"Aku minta maaf Sat, maafin aku," ucapku terbata-bata.
"Iya Bi, sudah ya jangan nangis gini," Satria mencoba menenangkan aku. Tapi aku tetap saja menangis tanpa sebab. Aku hanya ingin nangis saja saat ini. Membiarkan perasaanku lega dengan air mata yang beberapa hari ini mencoba aku tahan.
Aku terus berusaha menenangkan hatiku sendiri. Aku juga tak berharap Satria memelukku seperti yang dilakukan tokoh novel yang sering aku baca.

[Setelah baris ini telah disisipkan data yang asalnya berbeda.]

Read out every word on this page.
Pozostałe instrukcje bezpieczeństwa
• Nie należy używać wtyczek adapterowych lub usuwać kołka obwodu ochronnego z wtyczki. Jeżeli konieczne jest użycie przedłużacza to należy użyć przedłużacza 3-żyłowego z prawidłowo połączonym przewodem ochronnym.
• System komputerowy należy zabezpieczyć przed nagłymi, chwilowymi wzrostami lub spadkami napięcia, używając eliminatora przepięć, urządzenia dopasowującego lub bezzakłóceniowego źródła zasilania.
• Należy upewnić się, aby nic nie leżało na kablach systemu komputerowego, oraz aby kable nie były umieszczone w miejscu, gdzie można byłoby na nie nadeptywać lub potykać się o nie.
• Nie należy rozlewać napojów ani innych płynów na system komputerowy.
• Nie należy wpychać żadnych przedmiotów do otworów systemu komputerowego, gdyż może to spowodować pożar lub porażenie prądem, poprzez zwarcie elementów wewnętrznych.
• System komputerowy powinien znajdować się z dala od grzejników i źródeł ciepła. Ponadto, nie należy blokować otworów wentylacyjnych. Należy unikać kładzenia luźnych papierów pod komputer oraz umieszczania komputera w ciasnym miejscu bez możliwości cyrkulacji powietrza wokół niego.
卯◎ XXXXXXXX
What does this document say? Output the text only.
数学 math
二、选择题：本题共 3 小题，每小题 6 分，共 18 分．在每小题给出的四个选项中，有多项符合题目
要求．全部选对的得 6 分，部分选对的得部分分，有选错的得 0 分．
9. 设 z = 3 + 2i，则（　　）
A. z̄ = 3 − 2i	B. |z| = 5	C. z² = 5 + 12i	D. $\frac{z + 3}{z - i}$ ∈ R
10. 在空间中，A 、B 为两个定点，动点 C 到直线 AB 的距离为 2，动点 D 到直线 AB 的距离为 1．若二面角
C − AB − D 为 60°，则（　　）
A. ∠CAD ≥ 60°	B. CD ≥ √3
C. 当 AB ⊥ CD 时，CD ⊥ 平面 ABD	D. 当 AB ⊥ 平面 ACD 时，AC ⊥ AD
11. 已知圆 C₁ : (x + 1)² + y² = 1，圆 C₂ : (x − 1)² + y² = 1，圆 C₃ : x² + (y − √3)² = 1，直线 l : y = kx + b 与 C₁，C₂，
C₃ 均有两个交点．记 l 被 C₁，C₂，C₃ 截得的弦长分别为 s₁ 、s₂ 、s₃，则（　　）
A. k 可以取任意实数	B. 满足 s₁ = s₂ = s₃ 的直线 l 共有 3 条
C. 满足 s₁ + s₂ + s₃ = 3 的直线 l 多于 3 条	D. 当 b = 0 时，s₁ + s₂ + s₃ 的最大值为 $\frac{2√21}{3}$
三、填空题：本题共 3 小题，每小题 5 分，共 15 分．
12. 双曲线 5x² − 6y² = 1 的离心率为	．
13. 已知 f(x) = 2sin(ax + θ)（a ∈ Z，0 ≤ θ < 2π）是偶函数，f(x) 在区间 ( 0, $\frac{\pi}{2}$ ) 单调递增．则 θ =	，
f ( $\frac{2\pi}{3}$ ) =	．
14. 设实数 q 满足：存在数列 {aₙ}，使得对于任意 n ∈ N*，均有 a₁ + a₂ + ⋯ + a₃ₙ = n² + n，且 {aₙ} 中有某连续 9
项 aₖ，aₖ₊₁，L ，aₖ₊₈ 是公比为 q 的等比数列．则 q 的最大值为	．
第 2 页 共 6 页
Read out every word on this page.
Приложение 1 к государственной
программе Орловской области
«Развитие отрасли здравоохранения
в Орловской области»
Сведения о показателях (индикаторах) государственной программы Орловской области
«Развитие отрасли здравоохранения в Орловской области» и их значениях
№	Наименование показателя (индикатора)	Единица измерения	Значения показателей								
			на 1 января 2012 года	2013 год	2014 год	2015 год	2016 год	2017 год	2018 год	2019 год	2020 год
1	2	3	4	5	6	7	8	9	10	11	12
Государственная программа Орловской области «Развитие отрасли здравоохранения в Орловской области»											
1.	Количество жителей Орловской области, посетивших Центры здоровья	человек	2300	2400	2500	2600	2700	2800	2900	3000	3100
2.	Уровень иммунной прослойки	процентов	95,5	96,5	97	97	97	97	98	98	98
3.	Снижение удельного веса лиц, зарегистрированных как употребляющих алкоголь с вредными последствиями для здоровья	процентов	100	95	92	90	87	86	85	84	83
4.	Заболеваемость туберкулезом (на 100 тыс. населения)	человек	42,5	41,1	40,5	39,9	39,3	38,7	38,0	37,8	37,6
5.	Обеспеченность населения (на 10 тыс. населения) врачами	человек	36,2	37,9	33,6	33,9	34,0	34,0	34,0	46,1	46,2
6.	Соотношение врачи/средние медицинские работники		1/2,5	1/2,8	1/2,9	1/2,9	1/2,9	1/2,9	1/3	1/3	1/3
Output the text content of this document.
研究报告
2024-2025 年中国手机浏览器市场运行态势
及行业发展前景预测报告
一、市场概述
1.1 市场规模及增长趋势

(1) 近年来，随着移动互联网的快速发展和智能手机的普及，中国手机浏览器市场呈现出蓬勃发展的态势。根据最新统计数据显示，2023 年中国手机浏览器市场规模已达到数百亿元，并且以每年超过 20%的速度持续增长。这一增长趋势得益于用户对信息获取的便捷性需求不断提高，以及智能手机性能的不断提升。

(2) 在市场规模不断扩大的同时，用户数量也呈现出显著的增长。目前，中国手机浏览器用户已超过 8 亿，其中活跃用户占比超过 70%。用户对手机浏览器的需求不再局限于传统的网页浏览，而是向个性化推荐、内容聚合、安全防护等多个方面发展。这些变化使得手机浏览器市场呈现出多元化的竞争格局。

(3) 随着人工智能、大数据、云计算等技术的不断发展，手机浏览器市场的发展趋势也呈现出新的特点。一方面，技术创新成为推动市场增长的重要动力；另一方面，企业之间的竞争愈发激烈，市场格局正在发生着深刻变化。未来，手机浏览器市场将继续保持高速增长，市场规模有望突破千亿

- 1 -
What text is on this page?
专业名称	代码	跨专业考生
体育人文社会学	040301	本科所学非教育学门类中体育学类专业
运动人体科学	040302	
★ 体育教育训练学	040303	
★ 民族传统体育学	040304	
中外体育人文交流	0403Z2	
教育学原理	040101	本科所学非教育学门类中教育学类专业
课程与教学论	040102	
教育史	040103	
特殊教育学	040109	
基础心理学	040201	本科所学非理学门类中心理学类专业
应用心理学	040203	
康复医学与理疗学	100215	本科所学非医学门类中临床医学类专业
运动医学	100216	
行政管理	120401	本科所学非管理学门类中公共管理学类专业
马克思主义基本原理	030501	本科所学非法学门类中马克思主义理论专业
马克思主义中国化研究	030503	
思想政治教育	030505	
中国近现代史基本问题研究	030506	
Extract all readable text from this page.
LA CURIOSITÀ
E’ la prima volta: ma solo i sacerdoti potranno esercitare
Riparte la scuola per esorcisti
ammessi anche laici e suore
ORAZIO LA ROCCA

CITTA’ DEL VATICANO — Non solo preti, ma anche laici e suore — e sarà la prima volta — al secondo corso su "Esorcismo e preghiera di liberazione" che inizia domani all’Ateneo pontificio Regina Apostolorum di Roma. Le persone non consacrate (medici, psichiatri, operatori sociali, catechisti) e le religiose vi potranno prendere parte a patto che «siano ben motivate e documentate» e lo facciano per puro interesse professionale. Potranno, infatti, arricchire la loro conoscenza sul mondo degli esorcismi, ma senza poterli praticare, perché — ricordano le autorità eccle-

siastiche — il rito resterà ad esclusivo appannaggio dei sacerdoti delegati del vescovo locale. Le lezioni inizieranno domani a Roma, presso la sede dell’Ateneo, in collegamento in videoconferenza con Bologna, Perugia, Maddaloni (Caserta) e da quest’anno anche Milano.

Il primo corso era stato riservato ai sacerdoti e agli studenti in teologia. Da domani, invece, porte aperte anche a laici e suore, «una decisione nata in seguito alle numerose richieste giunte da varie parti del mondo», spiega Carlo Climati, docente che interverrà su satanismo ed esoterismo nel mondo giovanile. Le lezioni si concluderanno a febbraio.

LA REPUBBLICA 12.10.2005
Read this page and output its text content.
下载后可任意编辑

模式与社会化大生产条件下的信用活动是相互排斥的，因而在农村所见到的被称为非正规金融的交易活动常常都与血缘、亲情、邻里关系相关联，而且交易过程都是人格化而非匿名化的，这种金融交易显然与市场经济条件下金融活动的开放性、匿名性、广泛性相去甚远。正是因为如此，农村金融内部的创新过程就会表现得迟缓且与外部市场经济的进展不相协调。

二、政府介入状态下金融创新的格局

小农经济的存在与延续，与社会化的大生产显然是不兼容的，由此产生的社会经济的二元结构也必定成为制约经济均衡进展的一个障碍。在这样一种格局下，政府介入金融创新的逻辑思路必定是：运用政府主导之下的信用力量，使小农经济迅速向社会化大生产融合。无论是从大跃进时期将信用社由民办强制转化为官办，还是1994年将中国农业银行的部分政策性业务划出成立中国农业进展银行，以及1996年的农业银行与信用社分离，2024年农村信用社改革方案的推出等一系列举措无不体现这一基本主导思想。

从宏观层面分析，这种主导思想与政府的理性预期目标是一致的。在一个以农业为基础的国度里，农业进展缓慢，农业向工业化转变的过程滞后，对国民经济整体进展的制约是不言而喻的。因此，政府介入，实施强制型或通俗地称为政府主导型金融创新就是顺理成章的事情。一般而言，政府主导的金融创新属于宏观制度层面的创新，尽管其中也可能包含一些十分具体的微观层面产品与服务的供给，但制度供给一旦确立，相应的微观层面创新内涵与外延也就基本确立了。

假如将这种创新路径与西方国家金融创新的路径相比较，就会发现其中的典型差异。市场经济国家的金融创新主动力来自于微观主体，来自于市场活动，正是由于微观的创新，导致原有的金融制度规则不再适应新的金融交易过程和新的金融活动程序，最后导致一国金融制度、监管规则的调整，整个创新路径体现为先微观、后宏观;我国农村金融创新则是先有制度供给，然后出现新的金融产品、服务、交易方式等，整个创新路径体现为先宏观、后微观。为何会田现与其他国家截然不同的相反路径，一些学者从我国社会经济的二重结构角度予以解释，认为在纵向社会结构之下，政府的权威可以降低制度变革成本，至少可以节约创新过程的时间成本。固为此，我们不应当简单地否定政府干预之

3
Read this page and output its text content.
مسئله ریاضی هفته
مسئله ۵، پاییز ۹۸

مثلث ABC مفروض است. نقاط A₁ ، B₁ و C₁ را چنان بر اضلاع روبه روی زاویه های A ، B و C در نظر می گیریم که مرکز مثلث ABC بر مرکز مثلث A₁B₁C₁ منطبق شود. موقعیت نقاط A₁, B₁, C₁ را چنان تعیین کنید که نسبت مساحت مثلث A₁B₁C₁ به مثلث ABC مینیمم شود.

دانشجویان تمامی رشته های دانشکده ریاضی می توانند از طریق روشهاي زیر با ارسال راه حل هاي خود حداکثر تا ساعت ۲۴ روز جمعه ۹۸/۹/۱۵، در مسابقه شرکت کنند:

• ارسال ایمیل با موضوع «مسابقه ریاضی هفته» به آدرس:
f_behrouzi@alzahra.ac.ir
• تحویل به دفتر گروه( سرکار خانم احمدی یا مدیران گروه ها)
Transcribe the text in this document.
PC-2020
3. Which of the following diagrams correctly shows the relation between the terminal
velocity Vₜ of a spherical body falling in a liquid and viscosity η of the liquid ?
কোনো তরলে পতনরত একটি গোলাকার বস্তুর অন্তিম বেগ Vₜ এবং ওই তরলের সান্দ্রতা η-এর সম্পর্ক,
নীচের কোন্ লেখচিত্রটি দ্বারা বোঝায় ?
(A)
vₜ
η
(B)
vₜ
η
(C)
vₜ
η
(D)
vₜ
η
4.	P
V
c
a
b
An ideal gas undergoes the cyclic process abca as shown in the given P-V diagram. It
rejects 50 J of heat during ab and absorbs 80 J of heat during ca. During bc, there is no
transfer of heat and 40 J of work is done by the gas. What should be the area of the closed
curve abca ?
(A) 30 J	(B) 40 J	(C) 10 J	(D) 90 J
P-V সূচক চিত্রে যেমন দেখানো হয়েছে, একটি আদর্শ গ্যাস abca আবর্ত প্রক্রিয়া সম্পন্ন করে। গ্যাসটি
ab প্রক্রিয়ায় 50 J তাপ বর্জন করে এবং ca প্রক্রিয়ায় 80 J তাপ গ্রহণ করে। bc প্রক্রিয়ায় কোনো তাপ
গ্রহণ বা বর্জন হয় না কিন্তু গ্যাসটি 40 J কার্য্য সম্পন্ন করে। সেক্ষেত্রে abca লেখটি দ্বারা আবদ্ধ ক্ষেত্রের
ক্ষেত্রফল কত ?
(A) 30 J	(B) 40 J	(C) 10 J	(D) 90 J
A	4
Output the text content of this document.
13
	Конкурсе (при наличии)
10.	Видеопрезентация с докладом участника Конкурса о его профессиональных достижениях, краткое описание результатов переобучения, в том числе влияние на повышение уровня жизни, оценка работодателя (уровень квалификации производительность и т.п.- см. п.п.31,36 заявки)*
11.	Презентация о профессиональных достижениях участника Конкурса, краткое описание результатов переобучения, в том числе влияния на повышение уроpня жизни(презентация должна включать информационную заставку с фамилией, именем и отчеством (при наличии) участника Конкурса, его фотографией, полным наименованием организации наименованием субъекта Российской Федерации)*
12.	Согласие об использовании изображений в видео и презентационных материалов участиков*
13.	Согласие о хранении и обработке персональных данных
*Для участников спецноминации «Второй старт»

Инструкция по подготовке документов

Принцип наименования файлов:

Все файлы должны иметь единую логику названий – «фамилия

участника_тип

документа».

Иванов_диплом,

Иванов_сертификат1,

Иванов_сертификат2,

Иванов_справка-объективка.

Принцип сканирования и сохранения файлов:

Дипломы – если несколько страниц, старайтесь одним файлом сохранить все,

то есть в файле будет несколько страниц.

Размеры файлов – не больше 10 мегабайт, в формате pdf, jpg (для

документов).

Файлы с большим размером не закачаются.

Plis, berpelukan di tempat umum itu hanya pantas dilakukan saat syuting dan di cerita fiksi.
Beberapa kali aku mencoba menghirup udara dan mengeluarkan perlahan. Dan itu membuatku sedikit tenang.
"Maafin salahku yang dulu ya Sat, aku pasti sering banget buat kamu terluka," ucapku jujur.
Satria hanya mengangguk dan mencoba tersenyum. Entah kenapa melihatnya seperti itu aku jadi merasa bersalah.
"Ngomong dong Sat, jangan diam gini," ucapku tetap berusaha tegar, "aku semakin merasa bersalah sama kamu," lanjutku.
Satria melemparkan pandangannya ke arah lain dan sengaja menghindari kontak mata denganku. Aku bersyukur karena itu, jika Satria yang melihatku, sudah otomatis aku yang mengalihkan pandanganku. Karena aku paling tak bisa jika kontak mata dengan Satria ini.
"Jujur ya Bi," ucap Satria melihatku, aku berusaha tak menghindari tatapan itu. Menurut orang, apabila berbicara dengan lawan hendaknya saling dilihat agar tau berbohong tidaknya lawan bicara kita tersebut.
Satria kembali menghela napas, "kalau ditanya kecewa, iya aku kecewa banget sama kamu, kecewa banget Bi."
Aku menahan diri, semampuku berusaha mendengarkan Satria.
"Saat kamu udah punya pacar, tapi kenapa saat aku deketin kamu, seakan-akan kamu ngasih harapan ke aku," ucap Satria.
"Maafin aku Sat," mohonku.
"Saat aku tahu kenyataan itu, seketika aku ingin marah Bi, ingin marah sama kamu, tapi entah kenapa aku nggak bisa marah," jelas Satria
"Seharusnya kamu nggak ngasih aku harapan Bi, seharusnya kamu jujur dari awal bagaimana posisiku seharusnya," Satria terus berkata.
"Dan saat kamu putus dengan pacarmu, aku merasa bahwa semua itu gara-gara aku," ada rasa penyesalan dalam benak Satria
"Enggak Sat, sama sekali bukan gara-gara kamu," ucapku memotong pembicaraannya.
"Dengerin dulu Bi," ucap Satria dan membuat aku terdiam, "kamu nggak tau posisi seorang cowok harus bagaimana saat itu," lanjut Satria.
"Tapi emang bukan karena kamu Sat, aku putus karena sudah nggak ada kecocokan, 2 bulan aku nggak komunikasi dengan dia," ucapku menjelaskan.
"Oh, jadi kamu melampiaskan kehadiranku ya Bi, cerdas kamu," ucap Satria terdengar sakratis di telingaku.
Aku nggak nyangka kalau Satria akan bilang seperti itu. Entah kenapa saat mendengar Satria dengan suara demikian membuatku menjadi terluka.
Satria hanya tersenyum saat aku tak mampu menjawab pembicaraannya, "sudahlah, sudah beberapa tahun lalu juga," sahutnya.
Aku melihat ada kekecewaan di sudut mata Satria itu. Aku paham jika dia sedang menahan emosinya, tapi tetap saja seorang Satria mampu menyembunyikan perasaannya.
"Lalu, kenapa kamu nggak mencoba mendekati aku Sat, bahkan saat kau sudah tau aku tanpa kekasih?" tanyaku.